王之心知道自己逼近了真相。他起身,拍拍袍子:“你不说,没关系。等抓到约翰,一切都会水落石出。不过到那时,你的价值就没了。知道东厂怎么处置没价值的俘虏吗?”
他做了个手势。旁边的番子会意,拿起一把细长的铁钩——那是专门用来挑断脚筋的刑具。
岛津义久脸色发白。
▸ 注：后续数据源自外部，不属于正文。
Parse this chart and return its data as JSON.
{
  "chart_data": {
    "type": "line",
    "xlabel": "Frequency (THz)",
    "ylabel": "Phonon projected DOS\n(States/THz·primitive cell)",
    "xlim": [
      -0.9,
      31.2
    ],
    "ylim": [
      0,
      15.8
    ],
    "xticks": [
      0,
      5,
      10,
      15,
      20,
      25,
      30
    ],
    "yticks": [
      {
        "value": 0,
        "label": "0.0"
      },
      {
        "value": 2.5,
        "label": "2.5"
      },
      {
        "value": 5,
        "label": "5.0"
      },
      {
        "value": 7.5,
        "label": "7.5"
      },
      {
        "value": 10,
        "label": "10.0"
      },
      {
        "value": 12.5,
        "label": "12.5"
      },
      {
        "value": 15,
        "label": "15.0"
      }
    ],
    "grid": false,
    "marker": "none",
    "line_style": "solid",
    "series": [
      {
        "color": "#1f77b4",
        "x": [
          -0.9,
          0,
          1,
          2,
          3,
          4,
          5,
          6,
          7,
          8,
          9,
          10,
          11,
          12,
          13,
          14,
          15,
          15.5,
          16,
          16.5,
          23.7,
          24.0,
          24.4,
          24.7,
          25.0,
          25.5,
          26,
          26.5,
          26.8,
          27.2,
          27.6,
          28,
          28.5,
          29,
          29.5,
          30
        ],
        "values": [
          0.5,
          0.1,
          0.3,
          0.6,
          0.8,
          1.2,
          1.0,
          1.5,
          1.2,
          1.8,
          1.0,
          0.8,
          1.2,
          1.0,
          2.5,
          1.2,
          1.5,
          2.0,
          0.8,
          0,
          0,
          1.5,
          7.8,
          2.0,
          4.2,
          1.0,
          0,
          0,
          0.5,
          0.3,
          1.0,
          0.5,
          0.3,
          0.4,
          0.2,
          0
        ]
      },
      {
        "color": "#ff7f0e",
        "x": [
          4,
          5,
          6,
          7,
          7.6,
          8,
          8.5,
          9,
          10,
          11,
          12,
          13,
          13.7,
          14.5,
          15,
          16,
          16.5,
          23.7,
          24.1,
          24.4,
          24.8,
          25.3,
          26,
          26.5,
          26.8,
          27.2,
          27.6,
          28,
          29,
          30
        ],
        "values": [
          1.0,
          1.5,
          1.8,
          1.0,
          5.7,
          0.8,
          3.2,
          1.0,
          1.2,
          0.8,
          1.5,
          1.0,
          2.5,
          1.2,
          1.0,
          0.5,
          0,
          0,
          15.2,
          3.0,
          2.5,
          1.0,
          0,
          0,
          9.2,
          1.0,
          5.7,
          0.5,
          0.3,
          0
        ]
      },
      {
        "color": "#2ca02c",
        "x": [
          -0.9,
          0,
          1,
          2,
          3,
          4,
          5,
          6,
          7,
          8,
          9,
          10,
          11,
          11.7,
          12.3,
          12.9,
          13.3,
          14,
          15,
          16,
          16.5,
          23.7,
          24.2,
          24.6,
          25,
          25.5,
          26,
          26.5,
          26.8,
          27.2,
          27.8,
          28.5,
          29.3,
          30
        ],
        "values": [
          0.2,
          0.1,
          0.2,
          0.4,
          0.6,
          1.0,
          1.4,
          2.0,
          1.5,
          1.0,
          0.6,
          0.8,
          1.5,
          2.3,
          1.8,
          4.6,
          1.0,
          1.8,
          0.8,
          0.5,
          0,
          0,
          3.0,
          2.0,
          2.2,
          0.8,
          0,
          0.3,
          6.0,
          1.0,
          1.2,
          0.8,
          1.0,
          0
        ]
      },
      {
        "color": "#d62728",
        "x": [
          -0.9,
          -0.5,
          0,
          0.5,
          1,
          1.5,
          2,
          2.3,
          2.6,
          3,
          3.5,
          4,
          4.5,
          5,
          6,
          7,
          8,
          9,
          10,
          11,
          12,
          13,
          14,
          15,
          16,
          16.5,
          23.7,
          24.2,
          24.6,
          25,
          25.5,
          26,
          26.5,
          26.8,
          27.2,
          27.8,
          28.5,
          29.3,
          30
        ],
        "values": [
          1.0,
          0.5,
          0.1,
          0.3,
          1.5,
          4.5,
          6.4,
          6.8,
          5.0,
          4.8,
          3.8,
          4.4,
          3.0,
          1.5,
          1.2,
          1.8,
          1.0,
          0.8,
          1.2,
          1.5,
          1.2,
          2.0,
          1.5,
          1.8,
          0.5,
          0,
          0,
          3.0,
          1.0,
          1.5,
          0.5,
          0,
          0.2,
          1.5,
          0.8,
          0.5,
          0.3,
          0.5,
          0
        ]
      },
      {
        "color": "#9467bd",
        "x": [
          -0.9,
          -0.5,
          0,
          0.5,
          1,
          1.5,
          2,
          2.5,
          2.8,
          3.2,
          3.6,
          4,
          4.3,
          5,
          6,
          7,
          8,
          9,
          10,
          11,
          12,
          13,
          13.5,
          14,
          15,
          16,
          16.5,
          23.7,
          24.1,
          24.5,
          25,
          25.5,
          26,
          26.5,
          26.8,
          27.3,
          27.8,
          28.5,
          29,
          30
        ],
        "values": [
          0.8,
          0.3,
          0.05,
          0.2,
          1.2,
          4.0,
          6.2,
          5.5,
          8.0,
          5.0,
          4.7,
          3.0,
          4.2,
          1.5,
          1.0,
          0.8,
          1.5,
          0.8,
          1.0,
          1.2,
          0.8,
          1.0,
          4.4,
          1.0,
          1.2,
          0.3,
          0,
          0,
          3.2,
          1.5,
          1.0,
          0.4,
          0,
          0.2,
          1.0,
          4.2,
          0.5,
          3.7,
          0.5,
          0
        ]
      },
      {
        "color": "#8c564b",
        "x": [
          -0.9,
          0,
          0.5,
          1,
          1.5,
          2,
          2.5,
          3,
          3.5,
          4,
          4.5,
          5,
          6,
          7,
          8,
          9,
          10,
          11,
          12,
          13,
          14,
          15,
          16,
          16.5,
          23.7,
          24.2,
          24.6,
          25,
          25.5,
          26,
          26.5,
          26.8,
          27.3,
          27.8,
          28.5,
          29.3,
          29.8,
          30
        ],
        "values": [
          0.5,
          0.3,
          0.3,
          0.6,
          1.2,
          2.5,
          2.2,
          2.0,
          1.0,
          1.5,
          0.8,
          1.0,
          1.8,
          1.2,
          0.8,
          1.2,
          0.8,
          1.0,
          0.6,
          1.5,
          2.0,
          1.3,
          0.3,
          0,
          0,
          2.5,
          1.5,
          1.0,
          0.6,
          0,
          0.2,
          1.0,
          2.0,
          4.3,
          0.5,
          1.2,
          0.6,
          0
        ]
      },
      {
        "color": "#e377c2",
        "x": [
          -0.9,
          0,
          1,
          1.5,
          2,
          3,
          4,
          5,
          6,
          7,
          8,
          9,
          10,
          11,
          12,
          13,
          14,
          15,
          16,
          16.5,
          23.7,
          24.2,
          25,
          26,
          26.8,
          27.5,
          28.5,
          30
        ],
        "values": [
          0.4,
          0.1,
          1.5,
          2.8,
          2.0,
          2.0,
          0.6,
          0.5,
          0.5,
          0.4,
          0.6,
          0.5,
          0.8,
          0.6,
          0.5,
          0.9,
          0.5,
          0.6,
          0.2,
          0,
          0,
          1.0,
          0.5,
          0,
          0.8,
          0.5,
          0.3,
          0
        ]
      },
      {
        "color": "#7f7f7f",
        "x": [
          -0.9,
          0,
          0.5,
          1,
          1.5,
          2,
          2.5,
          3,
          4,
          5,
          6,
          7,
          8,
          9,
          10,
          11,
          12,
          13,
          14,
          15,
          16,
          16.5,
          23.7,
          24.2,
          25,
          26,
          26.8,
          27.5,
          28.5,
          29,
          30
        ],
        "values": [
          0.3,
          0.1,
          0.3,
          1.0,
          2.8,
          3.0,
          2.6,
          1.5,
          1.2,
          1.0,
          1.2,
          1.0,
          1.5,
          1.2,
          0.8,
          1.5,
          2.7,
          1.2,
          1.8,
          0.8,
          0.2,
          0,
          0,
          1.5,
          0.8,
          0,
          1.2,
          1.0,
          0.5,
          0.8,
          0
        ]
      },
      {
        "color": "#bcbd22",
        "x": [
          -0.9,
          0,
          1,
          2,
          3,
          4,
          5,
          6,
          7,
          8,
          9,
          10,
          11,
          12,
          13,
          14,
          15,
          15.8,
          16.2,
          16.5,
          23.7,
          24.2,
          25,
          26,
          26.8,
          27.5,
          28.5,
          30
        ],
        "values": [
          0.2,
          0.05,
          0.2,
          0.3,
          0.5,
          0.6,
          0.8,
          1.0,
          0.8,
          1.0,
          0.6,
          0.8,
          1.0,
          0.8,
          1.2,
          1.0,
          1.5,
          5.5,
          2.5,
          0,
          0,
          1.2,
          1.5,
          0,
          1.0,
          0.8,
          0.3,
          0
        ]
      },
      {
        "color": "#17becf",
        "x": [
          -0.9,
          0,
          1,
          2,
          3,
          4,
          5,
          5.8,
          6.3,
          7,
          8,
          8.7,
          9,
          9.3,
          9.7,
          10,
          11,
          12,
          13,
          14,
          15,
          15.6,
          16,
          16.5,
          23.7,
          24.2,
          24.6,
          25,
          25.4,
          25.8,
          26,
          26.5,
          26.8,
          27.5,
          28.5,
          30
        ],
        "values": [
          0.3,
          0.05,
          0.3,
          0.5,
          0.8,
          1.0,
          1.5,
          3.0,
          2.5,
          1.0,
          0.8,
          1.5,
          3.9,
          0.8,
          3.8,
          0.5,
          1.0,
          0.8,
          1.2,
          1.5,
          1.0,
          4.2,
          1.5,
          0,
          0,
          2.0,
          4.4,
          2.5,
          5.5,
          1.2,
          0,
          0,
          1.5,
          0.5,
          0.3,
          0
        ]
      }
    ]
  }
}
他可以忍受烙铁、鞭打,但这种终身残废的恐惧,超出他的承受极限。
“……是信。”他终于开口,“阎七交给约翰的,是一封信。天启六年,辽东经略熊廷弼被冤杀前,写给一个人的绝笔信。”
熊廷弼!
王之心心脏狂跳。天启六年,熊廷弼因广宁失守被处死,是明末一大冤案。据说他在狱中写下万言血书,揭露朝中某人通敌卖国,但血书不翼而飞。
难道……
“信在谁手里?”他声音发紧。
“不知道。”岛津义久摇头,“阎七只说,那封信能要‘老阁老’的命。约翰带着信去了澳门,说要找个安全的地方藏起来,等合适的时候,卖个好价钱。”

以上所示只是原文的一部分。